O Vyalev, medicamento composto por foslevodopa e foscarbidopa, representa uma inovação relevante no tratamento da doença de Parkinson avançada. A Anvisa aprovou seu registro no Brasil em 25 de maio de 2026, destacando que a administração contínua do medicamento pode reduzir as variações na resposta ao tratamento, especialmente em pacientes que apresentam flutuações motoras importantes ao longo do dia.
Diferentemente dos medicamentos orais tradicionais, o Vyalev é administrado por infusão subcutânea contínua, ao longo de 24 horas, buscando manter níveis mais estáveis da terapia à base de levodopa. Nos Estados Unidos, o medicamento já havia sido aprovado pela FDA em outubro de 2024 para adultos com Parkinson avançado e flutuações motoras, com base em estudos que indicaram melhora do tempo “on” sem discinesia incômoda em comparação ao tratamento oral convencional.

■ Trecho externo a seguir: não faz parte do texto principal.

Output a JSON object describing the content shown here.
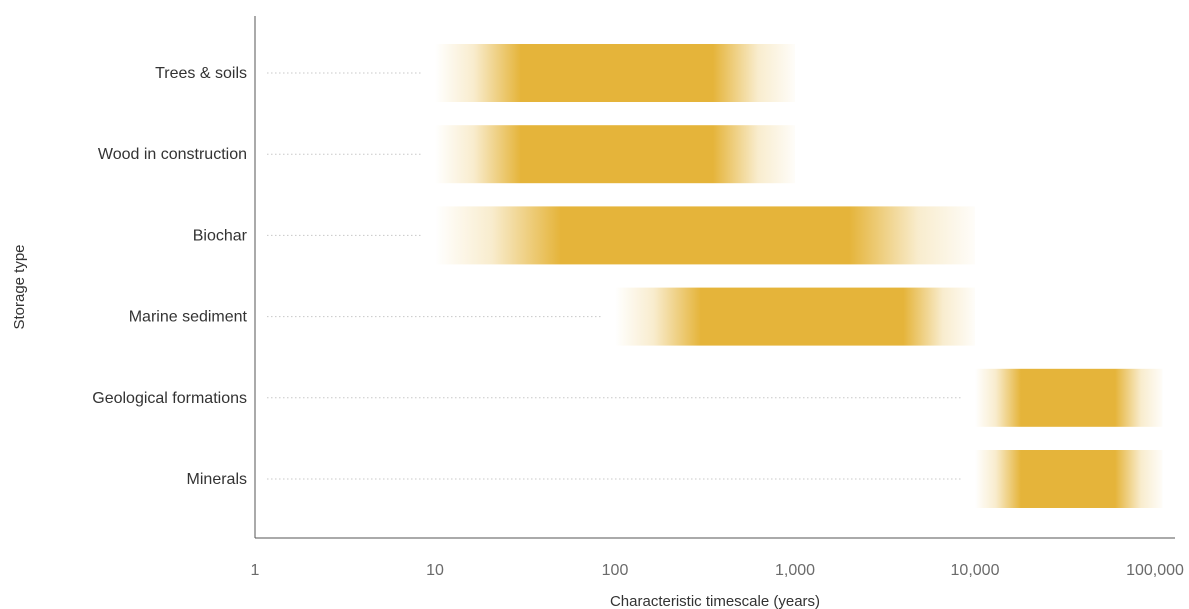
{
  "chart_data": {
    "type": "range-bar",
    "xlabel": "Characteristic timescale (years)",
    "ylabel": "Storage type",
    "x_scale": "log",
    "xlim": [
      1,
      120000
    ],
    "x_ticks": [
      1,
      10,
      100,
      1000,
      10000,
      100000
    ],
    "x_tick_labels": [
      "1",
      "10",
      "100",
      "1,000",
      "10,000",
      "100,000"
    ],
    "categories": [
      "Trees & soils",
      "Wood in construction",
      "Biochar",
      "Marine sediment",
      "Geological formations",
      "Minerals"
    ],
    "ranges": [
      {
        "category": "Trees & soils",
        "min": 10,
        "max": 1000,
        "core_min": 30,
        "core_max": 350
      },
      {
        "category": "Wood in construction",
        "min": 10,
        "max": 1000,
        "core_min": 30,
        "core_max": 350
      },
      {
        "category": "Biochar",
        "min": 10,
        "max": 10000,
        "core_min": 50,
        "core_max": 2000
      },
      {
        "category": "Marine sediment",
        "min": 100,
        "max": 10000,
        "core_min": 300,
        "core_max": 4000
      },
      {
        "category": "Geological formations",
        "min": 10000,
        "max": 110000,
        "core_min": 18000,
        "core_max": 60000
      },
      {
        "category": "Minerals",
        "min": 10000,
        "max": 110000,
        "core_min": 18000,
        "core_max": 60000
      }
    ],
    "bar_color": "#e5b43a",
    "grid": false
  }
}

Sob a perspectiva do Direito à Saúde, a aprovação do Vyalev no Brasil amplia o debate sobre acesso a terapias inovadoras, especialmente quando há prescrição médica fundamentada e demonstração de que os tratamentos convencionais não oferecem controle adequado dos sintomas. Em doenças neurodegenerativas progressivas, como o Parkinson avançado, a continuidade do tratamento, a preservação da autonomia e a redução das limitações funcionais assumem especial relevância jurídica e humana.
Ainda assim, o acesso ao Vyalev pode envolver obstáculos práticos, como custo elevado, incorporação em políticas públicas, cobertura por planos de saúde e critérios clínicos de indicação. Nessas situações, é possível discutir judicialmente o fornecimento do medicamento, desde que o caso seja analisado de forma individualizada, com documentação médica robusta, indicação específica, histórico terapêutico e demonstração da necessidade do tratamento.
Trata-se, contudo, de uma ação complexa. Demandas dessa natureza exigem avaliação técnica cuidadosa, pois envolvem normas constitucionais, legislação de saúde, regras regulatórias, relações de consumo e critérios médicos especializados. A judicialização pode ser um caminho possível para buscar o acesso ao Vyalev, mas depende sempre das circunstâncias clínicas do paciente e da adequada comprovação da imprescindibilidade da terapia.